Importantly, however, the Unicef report recognises that income level is not the only factor responsible for the well-being  of newborn babies — a matter of access to maternal and newborn health services — but that “political will” is equally important.

“A country’s income level explains only part of the story,” the report says.

“While high levels of income mean that financial resources exist to invest in strong health systems, there is also a need for strong political will to direct those investments. Such political will is not always present.”

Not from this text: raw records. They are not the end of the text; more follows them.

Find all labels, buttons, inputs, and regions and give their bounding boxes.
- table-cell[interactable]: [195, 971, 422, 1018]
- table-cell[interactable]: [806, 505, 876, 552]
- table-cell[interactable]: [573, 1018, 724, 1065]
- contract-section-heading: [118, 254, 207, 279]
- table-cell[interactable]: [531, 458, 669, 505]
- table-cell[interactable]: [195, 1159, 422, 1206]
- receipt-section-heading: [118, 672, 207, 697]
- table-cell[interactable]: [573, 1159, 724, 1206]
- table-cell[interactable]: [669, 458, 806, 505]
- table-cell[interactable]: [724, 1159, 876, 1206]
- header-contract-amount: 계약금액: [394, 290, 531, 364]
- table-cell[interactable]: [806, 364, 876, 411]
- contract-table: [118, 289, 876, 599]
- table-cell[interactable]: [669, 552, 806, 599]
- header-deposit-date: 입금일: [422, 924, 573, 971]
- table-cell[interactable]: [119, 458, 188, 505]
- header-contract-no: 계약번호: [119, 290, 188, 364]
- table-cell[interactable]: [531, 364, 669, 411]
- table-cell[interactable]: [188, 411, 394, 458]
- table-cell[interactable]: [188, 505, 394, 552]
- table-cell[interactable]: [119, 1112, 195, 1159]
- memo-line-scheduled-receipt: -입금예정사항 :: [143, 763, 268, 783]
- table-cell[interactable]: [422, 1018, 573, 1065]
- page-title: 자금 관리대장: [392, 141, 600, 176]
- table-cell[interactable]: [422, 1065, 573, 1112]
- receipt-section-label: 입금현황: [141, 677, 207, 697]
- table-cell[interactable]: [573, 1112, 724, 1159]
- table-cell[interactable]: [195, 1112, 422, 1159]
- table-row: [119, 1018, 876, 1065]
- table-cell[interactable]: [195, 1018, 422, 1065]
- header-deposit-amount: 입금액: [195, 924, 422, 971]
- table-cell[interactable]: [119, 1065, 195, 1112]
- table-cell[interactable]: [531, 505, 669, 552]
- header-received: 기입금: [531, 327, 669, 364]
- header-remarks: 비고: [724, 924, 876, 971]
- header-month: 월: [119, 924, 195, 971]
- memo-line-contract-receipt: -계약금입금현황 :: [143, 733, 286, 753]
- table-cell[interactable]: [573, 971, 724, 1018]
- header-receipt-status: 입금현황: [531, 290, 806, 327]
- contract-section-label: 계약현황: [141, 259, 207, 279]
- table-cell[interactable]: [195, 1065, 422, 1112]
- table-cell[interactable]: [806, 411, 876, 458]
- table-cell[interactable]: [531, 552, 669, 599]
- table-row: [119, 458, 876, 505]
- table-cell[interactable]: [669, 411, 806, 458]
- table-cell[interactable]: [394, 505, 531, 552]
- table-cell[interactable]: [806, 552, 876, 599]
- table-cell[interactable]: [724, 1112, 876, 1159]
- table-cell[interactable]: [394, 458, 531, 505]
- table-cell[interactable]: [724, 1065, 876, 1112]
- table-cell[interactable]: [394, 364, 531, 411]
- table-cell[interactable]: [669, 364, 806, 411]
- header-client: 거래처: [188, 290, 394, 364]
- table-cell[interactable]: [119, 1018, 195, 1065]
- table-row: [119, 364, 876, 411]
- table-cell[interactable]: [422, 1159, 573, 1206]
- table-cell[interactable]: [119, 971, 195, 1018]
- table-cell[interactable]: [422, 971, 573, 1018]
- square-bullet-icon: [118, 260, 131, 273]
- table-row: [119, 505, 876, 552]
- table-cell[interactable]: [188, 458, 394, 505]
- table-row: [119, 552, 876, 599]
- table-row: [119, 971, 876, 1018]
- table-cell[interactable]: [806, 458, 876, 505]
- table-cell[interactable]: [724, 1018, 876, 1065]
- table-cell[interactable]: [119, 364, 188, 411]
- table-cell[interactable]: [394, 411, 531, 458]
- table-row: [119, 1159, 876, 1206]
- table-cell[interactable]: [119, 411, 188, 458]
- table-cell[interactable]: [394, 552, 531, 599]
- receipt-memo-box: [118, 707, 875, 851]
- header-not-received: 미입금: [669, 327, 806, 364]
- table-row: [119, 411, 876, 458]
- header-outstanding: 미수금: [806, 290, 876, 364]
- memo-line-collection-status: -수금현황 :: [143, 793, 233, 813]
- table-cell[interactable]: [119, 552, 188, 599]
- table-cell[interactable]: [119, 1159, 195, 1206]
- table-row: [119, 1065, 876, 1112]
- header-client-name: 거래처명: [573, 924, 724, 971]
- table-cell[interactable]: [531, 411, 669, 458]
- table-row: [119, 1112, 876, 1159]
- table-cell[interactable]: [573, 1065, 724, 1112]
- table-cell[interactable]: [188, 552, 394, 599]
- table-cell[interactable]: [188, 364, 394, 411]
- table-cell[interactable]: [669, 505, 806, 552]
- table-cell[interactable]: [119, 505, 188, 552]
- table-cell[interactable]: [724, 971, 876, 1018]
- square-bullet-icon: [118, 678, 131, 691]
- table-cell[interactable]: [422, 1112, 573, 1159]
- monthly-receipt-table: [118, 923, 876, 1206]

For example, both Sri Lanka and Ukraine are Lower Middle Income countries having a newborn mortality rate is 5 — close to the rates in Kuwait and the USA, which are both High Income countries with a newborn mortality rate of 4.

Similarly, Trinidad and Tobago is a High Income country with a newborn mortality rate of 12.6, which is “comparable to mortality rates in some lower-middle- and low-income countries.”

The report also cites the example of Rwanda, a Low Income country, which “has more than halved its newborn mortality rate in recent decades, reducing it from 41 in 1990 to 17 in 2016, which puts the country well ahead of upper-middle-income countries like the Dominican Republic, where the newborn mortality rate is 21.”

As the report says, “when resources are scarce, strong political commitment can ensure that the limited resources that do exist are invested judiciously to build strong health systems that prioritize newborns and reach the poorest and most marginalized.”